Es ist ein Hoffnungsschimmer. Von einem Wundermittel zu sprechen, wäre aber falsch. Allerdings sind einige Ärzte sehr optimistisch, wenn sie über die neue Behandlung der Multiplen Sklerose (MS) reden.

Multiple Sklerose trifft vor allem junge Erwachsene (Foto: Foto: dpa)

Anlass für ihre Zuversicht ist eine Studie, die gerade im angesehenen New England Journal of Medicine erschienen ist. Forscher aus Cambridge beschreiben darin, dass der Antikörper Alemtuzumab gegen das Nervenleiden helfen könnte.

"Das ist das bisher vielversprechendste experimentelle Medikament für MS", sagt Alastair Compston, der Leiter der Studie. "Wir hoffen, dass sich die Ergebnisse in weiteren Tests bestätigen."

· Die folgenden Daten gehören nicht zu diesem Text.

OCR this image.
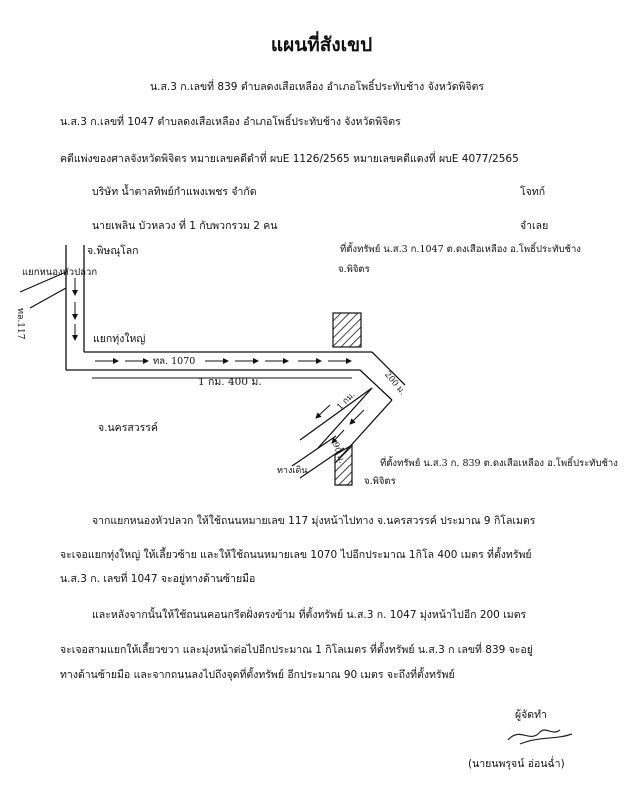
แผนที่สังเขป
น.ส.3 ก.เลขที่ 839 ตำบลดงเสือเหลือง อำเภอโพธิ์ประทับช้าง จังหวัดพิจิตร
น.ส.3 ก.เลขที่ 1047 ตำบลดงเสือเหลือง อำเภอโพธิ์ประทับช้าง จังหวัดพิจิตร
คดีแพ่งของศาลจังหวัดพิจิตร หมายเลขคดีดำที่ ผบE 1126/2565 หมายเลขคดีแดงที่ ผบE 4077/2565
บริษัท น้ำตาลทิพย์กำแพงเพชร จำกัด	โจทก์
นายเพลิน บัวหลวง ที่ 1 กับพวกรวม 2 คน	จำเลย
จ.พิษณุโลก
แยกหนองหัวปลวก
ทล.117	แยกทุ่งใหญ่
ทล. 1070
1 กม. 400 ม.
จ.นครสวรรค์
200 ม.
1 กม.
90 ม.
ทางเดิน
ที่ตั้งทรัพย์ น.ส.3 ก.1047 ต.ดงเสือเหลือง อ.โพธิ์ประทับช้าง
จ.พิจิตร
ที่ตั้งทรัพย์ น.ส.3 ก. 839 ต.ดงเสือเหลือง อ.โพธิ์ประทับช้าง
จ.พิจิตร
จากแยกหนองหัวปลวก ให้ใช้ถนนหมายเลข 117 มุ่งหน้าไปทาง จ.นครสวรรค์ ประมาณ 9 กิโลเมตร
จะเจอแยกทุ่งใหญ่ ให้เลี้ยวซ้าย และให้ใช้ถนนหมายเลข 1070 ไปอีกประมาณ 1กิโล 400 เมตร ที่ตั้งทรัพย์
น.ส.3 ก. เลขที่ 1047 จะอยู่ทางด้านซ้ายมือ
และหลังจากนั้นให้ใช้ถนนคอนกรีตฝั่งตรงข้าม ที่ตั้งทรัพย์ น.ส.3 ก. 1047 มุ่งหน้าไปอีก 200 เมตร
จะเจอสามแยกให้เลี้ยวขวา และมุ่งหน้าต่อไปอีกประมาณ 1 กิโลเมตร ที่ตั้งทรัพย์ น.ส.3 ก เลขที่ 839 จะอยู่
ทางด้านซ้ายมือ และจากถนนลงไปถึงจุดที่ตั้งทรัพย์ อีกประมาณ 90 เมตร จะถึงที่ตั้งทรัพย์
ผู้จัดทำ
(นายนพรุจน์ อ่อนฉ่ำ)
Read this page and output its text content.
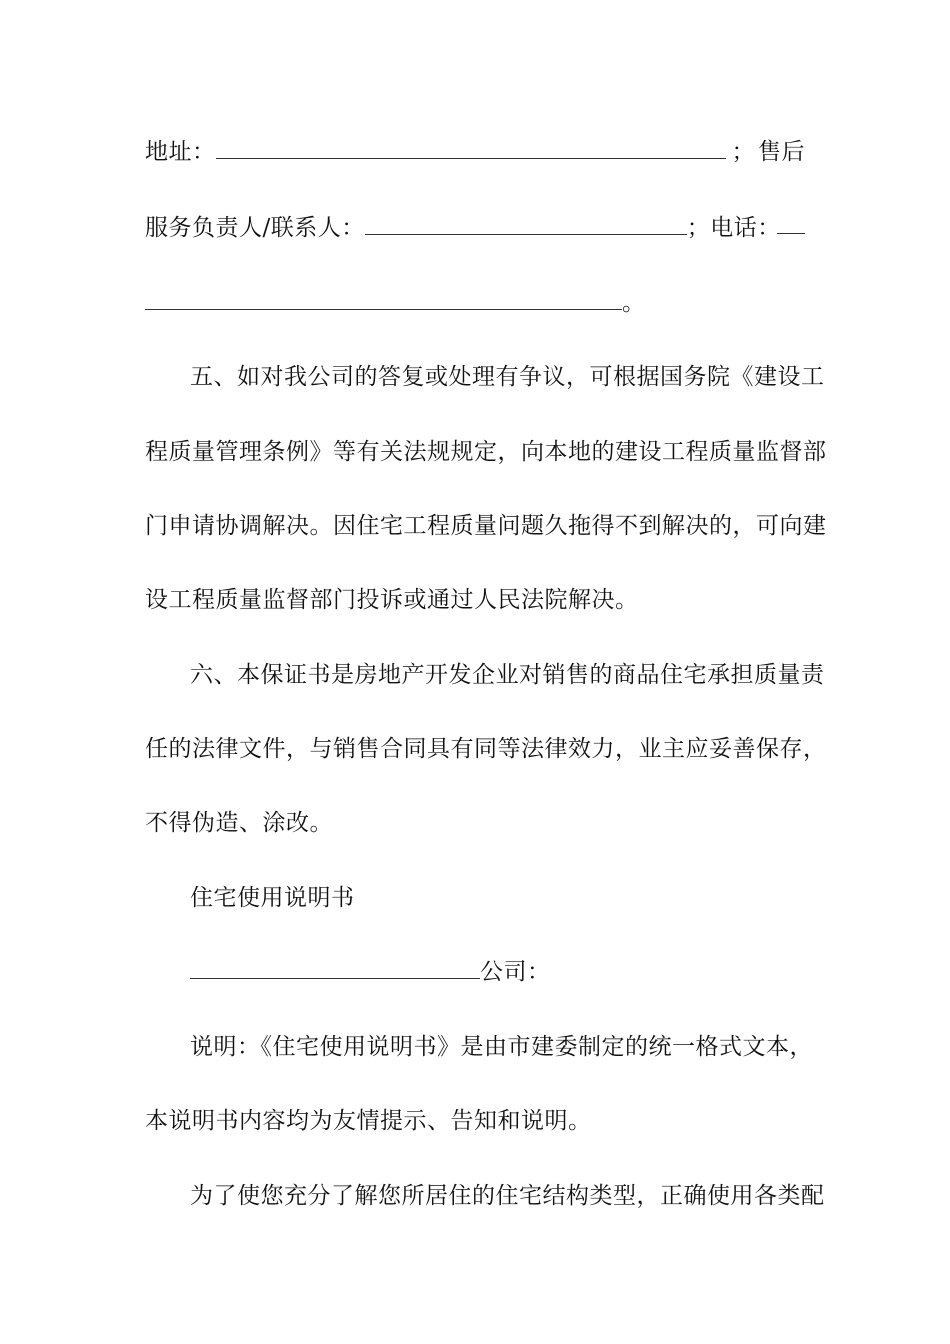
地址：	； 售后
服务负责人/联系人：	；电话：
。
五、如对我公司的答复或处理有争议，可根据国务院《建设工
程质量管理条例》等有关法规规定，向本地的建设工程质量监督部
门申请协调解决。因住宅工程质量问题久拖得不到解决的，可向建
设工程质量监督部门投诉或通过人民法院解决。
六、本保证书是房地产开发企业对销售的商品住宅承担质量责
任的法律文件，与销售合同具有同等法律效力，业主应妥善保存，
不得伪造、涂改。
住宅使用说明书
公司：
说明：《住宅使用说明书》是由市建委制定的统一格式文本，
本说明书内容均为友情提示、告知和说明。
为了使您充分了解您所居住的住宅结构类型，正确使用各类配
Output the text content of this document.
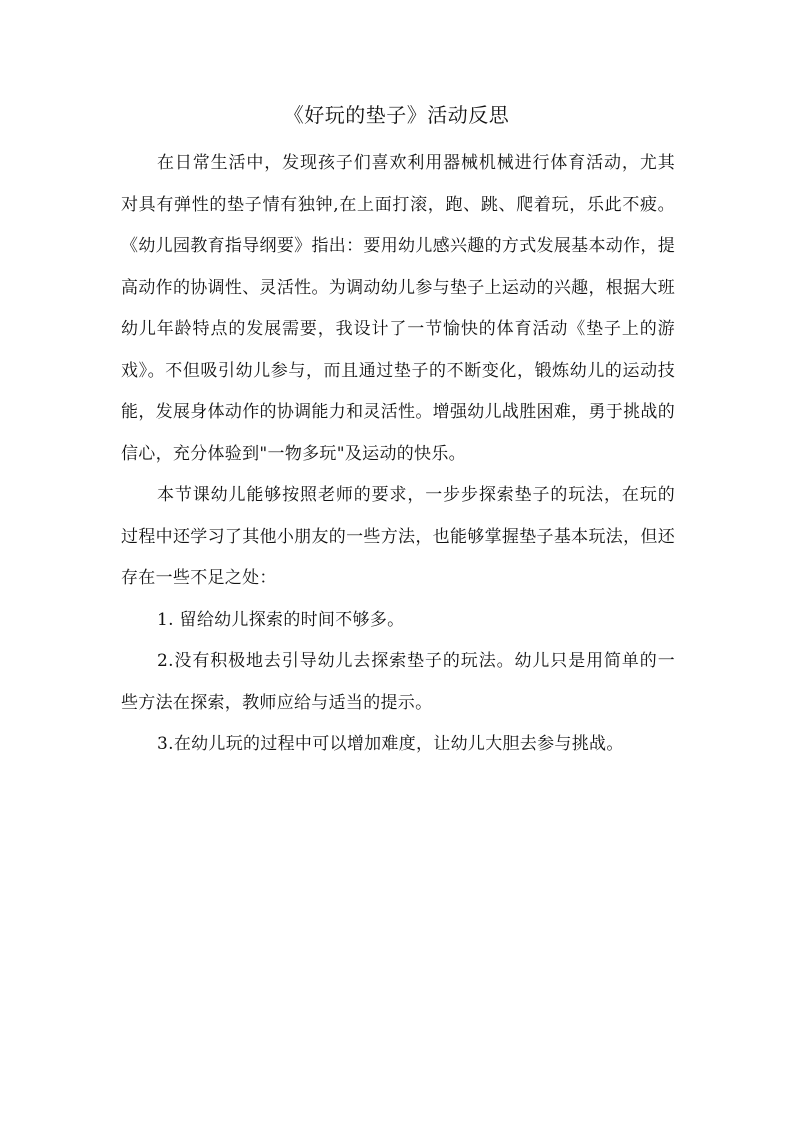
《好玩的垫子》活动反思

在日常生活中，发现孩子们喜欢利用器械机械进行体育活动，尤其对具有弹性的垫子情有独钟,在上面打滚，跑、跳、爬着玩，乐此不疲。《幼儿园教育指导纲要》指出：要用幼儿感兴趣的方式发展基本动作，提高动作的协调性、灵活性。为调动幼儿参与垫子上运动的兴趣，根据大班幼儿年龄特点的发展需要，我设计了一节愉快的体育活动《垫子上的游戏》。不但吸引幼儿参与，而且通过垫子的不断变化，锻炼幼儿的运动技能，发展身体动作的协调能力和灵活性。增强幼儿战胜困难，勇于挑战的信心，充分体验到"一物多玩"及运动的快乐。

本节课幼儿能够按照老师的要求，一步步探索垫子的玩法，在玩的过程中还学习了其他小朋友的一些方法，也能够掌握垫子基本玩法，但还存在一些不足之处：

1. 留给幼儿探索的时间不够多。

2.没有积极地去引导幼儿去探索垫子的玩法。幼儿只是用简单的一些方法在探索，教师应给与适当的提示。

3.在幼儿玩的过程中可以增加难度，让幼儿大胆去参与挑战。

Die britischen Neurologen hatten 334 Patienten mit Multipler Sklerose im Frühstadium drei Jahre lang behandelt. Ein Drittel bekam Interferone, zwei Drittel bekamen die Antikörper, die zur Therapie von Leukämien bereits zugelassen sind. Im Vergleich zur etablierten Interferon-Therapie konnten sich die Patienten, die mit Antikörpern behandelt wurden, besser bewegen. Sie hatten seltener Schübe; drei Viertel der Patienten blieben ohne Rückfall.

Im Kernspin zeigte sich zudem, dass Patienten, die Antikörper bekamen, weniger Läsionen im Gehirn aufwiesen. "Die drastischen Behandlungseffekte beeindrucken uns schon", sagt Reinhard Hohlfeld von der Ludwig-Maximilians-Universität München, der die Entwicklung der MS-Therapie auf einer Tagung in Athen diskutiert. "Trotzdem ist das noch keine Heilsbotschaft."

Multiple Sklerose trifft bevorzugt junge Erwachsene. Der Verlauf ist nicht vorhersehbar, manche Patienten sind in kurzer Zeit schwerbehindert. Die Ursache des Leidens ist eines der größten Rätsel der Medizin, genetische wie Umweltfaktoren sind beteiligt.

Typischerweise finden sich bei MS-Patienten Entzündungsherde in Gehirn und Rückenmark. Da jede Nervenbahn zerstört werden kann, treten fast alle neurologischen Beschwerden auf. In Deutschland sind ungefähr 100.000 Menschen von MS betroffen.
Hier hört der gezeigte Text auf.